BU VATANA BİNLER FEDA OLSUN
Ağabeyinin şehadetinin bir gurur vesilesi olduğunu kaydeden Ayanoğlu, şunları söyledi: "Bu hainleri hiç sevmezdi. Cumhurbaşkanı açıklama yaptıktan sonra Onur'u kimse tutamazdı çünkü Cumhurbaşkanımızı çok severdi. Şehadeti bize çok büyük bir gurur yaşattı. Hani hep söylüyoruz ya 'bayrağımızda hep şehitlerimizin kanı var' diye. Elhamdülillah o bayrakta benim de kardeşimin kanı var. Ben de gazi oldum çok şükür. Şehadete de beraber yürüdük ama şehitlik kardeşime gazilik bana nasip oldu.
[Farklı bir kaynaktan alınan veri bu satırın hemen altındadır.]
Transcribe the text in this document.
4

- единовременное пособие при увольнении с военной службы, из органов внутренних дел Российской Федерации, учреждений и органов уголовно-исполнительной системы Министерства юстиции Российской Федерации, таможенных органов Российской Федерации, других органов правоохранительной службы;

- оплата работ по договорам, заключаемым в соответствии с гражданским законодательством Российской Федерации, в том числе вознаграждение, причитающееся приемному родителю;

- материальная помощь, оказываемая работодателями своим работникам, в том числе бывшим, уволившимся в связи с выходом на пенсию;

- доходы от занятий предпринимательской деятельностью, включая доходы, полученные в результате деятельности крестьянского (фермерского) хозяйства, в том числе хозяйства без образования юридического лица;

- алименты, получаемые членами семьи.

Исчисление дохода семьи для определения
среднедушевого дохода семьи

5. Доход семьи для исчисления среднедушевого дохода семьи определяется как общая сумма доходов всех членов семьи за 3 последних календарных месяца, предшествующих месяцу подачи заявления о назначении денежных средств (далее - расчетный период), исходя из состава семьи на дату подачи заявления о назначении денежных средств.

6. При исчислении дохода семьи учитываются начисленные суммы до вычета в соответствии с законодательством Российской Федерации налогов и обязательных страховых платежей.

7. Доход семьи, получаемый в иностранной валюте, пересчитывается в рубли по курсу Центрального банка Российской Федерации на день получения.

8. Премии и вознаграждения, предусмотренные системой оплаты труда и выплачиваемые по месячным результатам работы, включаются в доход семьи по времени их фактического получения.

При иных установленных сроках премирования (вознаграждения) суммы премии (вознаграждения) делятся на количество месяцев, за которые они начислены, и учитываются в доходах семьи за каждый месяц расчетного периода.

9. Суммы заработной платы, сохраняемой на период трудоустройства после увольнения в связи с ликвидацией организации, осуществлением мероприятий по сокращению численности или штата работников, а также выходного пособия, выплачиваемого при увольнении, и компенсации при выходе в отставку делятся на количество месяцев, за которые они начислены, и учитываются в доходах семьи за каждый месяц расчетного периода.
Onur'un yokluğunu, acısını çok hissettik. Yokluğunu ciddi anlamda hissettik ama çok şükür ki Rabbim bunun sabrını da verdi. Hiçbir şekilde isyan etmedik. Yaptığımız şeylerden en ufak bir pişmanlığımız yok. Yine olsun, yine çıkar, vatan için bu millet için bu bayrak için canımızı seve seve feda ederiz. Bir Onur, bir Oğuz değil binlerimiz feda olsun bu vatana."